Pechie insisted that the DOL was making every effort to educate business owners on how to fall into compliance with regulations. Still, one small business owner — who preferred to remain anonymous because his business received a “stop-work order” — said the agency was unfair in its demands. He said he was asked to produce large amounts of paperwork that he did not have on hand without any prior notice.
“Large manufacturers and companies don’t get these stop-work orders because they have strong lawyers,” he said. “This hurts small businesses.”
Spaziani said the greatest number of complaints alleging workplace violations come not from employees at the restaurants themselves, but rather from competing businesses who are following the law and want an even playing field. She said employers pay around 30 percent more if they observe proper protocol for payrolls, making them resentful of business owners who cheat the system.
“There was a public outcry,” she said. “Businesses that don’t follow payroll regulations are forcing legitimate businesses to pick up the slack.”
Spaziani said the recent spike in stop-work orders issued to restaurants was also the result of new partnerships the DOL has formed with various other agencies including the Occupational Safety and Health Administration, the Department of Revenue and the Liquor Control Division.
John Lugo, an Unidad Latina en Accion (ULA) activist who led the charge against Gourmet Heaven, said that the case showed many workers the extent of their legal protections and empowered them to pursue complaints against their employers.
“This case made workers aware they have rights and that they can do something about wage theft,” he said. “Now, workers are not waiting to get in contact with ULA before reporting exploitation.”
Still, many workers are intimidated into silence by their employers, who often will “coach” them into lying to DOL investigators, Pechie said.
When the DOL shut down J&B Deli for three days in March, workers told DOL investigators and the News that they were being paid $690 for a 62-hour workweek, but further investigation revealed that they were being paid about 100 dollars less, placing them under the state’s minimum wage.
The deli, like the other restaurants that were shuttered downtown, is now open and in compliance with regulations, said store owner John Rhee.
Gourmet Heaven workers told the News in November that the deli’s management coerced them into lying to DOL investigators by threatening them with termination or cut hours. They originally told investigators that they were being paid the minimum wage and working 40 hours a week.

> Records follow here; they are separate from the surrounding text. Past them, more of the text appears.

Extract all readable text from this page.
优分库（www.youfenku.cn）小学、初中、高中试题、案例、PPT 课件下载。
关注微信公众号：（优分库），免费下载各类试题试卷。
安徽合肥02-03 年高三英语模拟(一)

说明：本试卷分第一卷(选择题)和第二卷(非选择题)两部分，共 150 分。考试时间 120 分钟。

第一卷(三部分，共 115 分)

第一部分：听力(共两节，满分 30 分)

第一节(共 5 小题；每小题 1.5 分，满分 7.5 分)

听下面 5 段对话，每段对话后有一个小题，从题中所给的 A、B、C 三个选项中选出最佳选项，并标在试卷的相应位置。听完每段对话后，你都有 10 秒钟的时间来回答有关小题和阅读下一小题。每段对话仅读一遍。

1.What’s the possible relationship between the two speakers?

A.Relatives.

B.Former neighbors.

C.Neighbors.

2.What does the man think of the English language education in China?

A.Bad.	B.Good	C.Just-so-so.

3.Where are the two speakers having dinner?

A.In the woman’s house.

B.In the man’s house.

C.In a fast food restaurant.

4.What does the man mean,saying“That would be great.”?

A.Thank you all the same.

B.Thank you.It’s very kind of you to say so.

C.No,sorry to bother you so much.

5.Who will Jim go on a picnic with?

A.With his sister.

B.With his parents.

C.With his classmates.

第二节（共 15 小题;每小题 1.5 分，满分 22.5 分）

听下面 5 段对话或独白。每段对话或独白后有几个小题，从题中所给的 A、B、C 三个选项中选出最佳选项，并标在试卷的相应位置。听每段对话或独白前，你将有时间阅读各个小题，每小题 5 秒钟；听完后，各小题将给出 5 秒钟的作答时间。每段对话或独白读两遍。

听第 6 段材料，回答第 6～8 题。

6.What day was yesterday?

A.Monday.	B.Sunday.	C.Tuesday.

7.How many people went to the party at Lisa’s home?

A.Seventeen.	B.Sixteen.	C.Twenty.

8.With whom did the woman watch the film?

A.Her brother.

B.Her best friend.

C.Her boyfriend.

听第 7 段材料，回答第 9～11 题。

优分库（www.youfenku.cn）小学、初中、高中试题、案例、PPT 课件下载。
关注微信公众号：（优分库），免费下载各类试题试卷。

In November, a group of workers came forward anonymously to the DOL to report that they were being paid as low as $4.44 an hour. When their identities were discovered, four of them were fired in retaliation, and others saw their hours cut.
The United States Department of Labor is now investigating the deli’s two locations in Providence, R.I. because the state has no DOL of its own. Pechie said his division is aiding the federal agents’ efforts to bring justice to workers in Providence.
Though Connecticut’s workers are protected under a state-level DOL, Spaziani said the Wage and Workplace Standards Division’s enforcement is undercut by a lack of personnel to conduct sweeps and to investigate the thousands of complaints they receive each year.
“Three of us issued stop work orders to 1300 businesses in the past 5 years, but we often have to pull people from other units,” she said. “It’s not sustainable to have so few. Other states have whole forces — if we had 10 more people that could really make a difference, but as it is, we do what we can.”
Gourmet Heaven was issued a “stop-work” order on Aug. 7.